Wednesday, April 29, 2009

Bible Myth #13: The Catholic Church discourages Catholics from reading the Bible

There is a theory out there that the Catholic Church doesn’t want anyone to read the Bible; especially not lay Catholics. I assume this theory comes from the fact that so many Catholics don’t read the Bible; that certainly isn’t the Church’s teaching!

The Bible was available to all people through Church history. Was it chained to the pulpit? Yes, because Bibles cost 3 to 10 years’ wages and churches could hardly afford to lose them. Did the Catholic Church write the Bible in Latin so no one could read it? The Church wrote the Bible in Latin because if you could read, you could read Latin. The Catholic Church had over 200 versions of the Bible written in vernacular (local languages) before the Reformation. The first book to come off the printing press was the Catholic version of the Bible.

The Catholic Church’s efforts have always been to allow Catholics access to the Scriptures.

Even statues, stained glass, and icons were instituted to help people understand the Scriptures. When the Bible was written 9 in 10 people couldn’t read so the Church commissioned artists and sculptors to draw the story of Jesus so even the illiterate could “read” the scriptures through pictures and statues.

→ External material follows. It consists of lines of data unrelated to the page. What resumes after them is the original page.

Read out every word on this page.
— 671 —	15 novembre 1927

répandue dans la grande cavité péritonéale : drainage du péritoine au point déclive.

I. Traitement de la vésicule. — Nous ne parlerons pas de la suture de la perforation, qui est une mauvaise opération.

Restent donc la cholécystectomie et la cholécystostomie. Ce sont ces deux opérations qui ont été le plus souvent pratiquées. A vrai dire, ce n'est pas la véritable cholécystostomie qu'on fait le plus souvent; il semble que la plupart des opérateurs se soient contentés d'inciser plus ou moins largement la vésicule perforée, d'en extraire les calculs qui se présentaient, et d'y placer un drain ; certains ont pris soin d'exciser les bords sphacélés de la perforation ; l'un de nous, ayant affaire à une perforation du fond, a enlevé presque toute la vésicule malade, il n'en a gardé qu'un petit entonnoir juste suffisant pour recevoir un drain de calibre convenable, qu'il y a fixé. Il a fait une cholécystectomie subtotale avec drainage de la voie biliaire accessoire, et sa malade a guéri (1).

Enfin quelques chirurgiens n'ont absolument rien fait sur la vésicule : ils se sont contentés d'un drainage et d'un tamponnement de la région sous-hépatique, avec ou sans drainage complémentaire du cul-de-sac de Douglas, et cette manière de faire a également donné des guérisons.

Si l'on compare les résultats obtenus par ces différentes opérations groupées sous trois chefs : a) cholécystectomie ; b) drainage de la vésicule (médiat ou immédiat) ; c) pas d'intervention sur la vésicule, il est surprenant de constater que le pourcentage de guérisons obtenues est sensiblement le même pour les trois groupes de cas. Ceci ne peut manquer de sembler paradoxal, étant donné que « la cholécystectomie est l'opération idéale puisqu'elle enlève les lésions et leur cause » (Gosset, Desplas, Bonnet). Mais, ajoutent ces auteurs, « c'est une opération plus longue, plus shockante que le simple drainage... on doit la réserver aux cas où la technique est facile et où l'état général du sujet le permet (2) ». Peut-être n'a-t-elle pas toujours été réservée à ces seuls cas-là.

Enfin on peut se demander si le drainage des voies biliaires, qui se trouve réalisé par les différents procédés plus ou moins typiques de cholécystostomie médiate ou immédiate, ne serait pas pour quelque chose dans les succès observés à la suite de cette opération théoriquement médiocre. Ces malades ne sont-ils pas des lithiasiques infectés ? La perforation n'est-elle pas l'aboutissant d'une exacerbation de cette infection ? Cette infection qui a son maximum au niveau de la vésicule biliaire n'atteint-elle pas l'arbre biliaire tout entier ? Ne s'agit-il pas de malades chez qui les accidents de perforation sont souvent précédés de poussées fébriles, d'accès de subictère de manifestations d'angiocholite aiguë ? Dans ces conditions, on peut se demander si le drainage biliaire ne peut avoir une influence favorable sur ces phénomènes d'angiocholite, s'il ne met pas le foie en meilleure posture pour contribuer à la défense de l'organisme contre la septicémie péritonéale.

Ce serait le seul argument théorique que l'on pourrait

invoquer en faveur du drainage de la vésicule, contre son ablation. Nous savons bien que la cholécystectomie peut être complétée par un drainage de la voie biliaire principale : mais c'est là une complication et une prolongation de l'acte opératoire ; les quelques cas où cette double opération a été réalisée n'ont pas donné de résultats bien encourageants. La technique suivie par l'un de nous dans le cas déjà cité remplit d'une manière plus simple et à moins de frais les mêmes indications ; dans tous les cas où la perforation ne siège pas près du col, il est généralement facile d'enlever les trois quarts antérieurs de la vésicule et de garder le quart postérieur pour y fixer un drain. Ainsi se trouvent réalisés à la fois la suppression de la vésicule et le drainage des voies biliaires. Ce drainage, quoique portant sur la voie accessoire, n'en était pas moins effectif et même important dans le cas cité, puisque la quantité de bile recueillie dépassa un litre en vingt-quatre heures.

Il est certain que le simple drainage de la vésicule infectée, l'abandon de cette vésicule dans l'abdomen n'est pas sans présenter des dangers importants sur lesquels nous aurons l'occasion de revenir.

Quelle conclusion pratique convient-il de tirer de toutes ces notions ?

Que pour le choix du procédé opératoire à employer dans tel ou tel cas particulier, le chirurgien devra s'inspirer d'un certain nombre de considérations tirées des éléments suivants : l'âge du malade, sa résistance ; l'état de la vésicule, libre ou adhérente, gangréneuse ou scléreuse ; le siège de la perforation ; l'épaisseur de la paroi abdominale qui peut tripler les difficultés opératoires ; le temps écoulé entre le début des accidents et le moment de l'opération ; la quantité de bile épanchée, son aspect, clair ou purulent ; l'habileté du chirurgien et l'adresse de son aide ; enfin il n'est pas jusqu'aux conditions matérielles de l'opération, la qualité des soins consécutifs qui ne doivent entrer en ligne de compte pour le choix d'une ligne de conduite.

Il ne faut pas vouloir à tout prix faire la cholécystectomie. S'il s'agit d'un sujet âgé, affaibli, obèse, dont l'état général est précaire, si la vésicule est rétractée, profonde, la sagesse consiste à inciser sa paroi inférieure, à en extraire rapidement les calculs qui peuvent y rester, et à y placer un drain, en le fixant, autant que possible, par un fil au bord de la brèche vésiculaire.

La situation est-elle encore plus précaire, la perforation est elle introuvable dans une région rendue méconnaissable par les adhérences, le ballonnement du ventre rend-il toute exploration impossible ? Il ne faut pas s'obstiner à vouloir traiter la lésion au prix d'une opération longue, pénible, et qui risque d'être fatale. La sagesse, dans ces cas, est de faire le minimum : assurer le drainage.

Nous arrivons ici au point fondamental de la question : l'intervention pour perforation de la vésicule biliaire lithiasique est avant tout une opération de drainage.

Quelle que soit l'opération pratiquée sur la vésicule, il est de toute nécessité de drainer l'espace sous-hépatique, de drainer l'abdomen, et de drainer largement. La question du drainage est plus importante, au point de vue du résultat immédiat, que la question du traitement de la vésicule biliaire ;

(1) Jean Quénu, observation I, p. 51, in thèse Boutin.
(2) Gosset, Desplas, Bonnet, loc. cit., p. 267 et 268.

The Mass, the Catholic worship, is “soaked” in Scripture. The prayers said by the priest and the congregation draw heavily from the Bible. At daily Mass there is a reading from the Old Testament, a psalm, and the Gospel while at Sunday Mass one of the non-Gospel New Testament books is also read from. From beginning to end the Catholic Mass is filled with references and direct quotes from the Bible.

The Catholic Church used every means it could think of to help people get access to the Truth of the Gospel.

If you don’t believe the Church teaches us to read the Bible; maybe this can change your mind:

“Read assiduously, and learn as much as you can. Let sleep overtake you with the Bible in your hands. And when your head nods, let it be resting on the Sacred page.” -St. Jerome (translator of the Latin Vulgate Bible)

“The Church forcefully and specifically exhorts all the Christina faithful to learn the surpassing knowledge of Jesus Christ by frequent reading of the divine Scriptures. Ignorance of the Scriptures is ignorance of Christ” – Catechism of the Catholic Church 133


dave ruiz said...

As noted elsewhere.,today is a better day for the bible and Catholics, but it was not always so.What is today has not always been. What still does exist, which made the latter so, is that the church and tradition are on equal par with scripture, hence the urgency for scriptural foundation and reading is lessened compared to having scripture as sole authority, as reformers claim.

Diana PHOLO said...

Did God stop revealing Himself after the Bible?

Dan said...

Hi, Diana,

Yes and no, I suppose. Catholics believe that God's "public" revelation ended with the death of the last apostle. Bible and Sacred Tradition fall into this type of revelation and must be accepted.

We all know, and the Church acknowledges that God still reveals Himself. Things like Fatima, Guadeloupe, Lourdes, and even epiphanies in our own lives are called "private" revelation and are not required to be believed.

In short; I'm able to decide for myself if I think the visions at Fatima are true or just a fairy tale but I don't have that latitude with scripture. Does that make sense?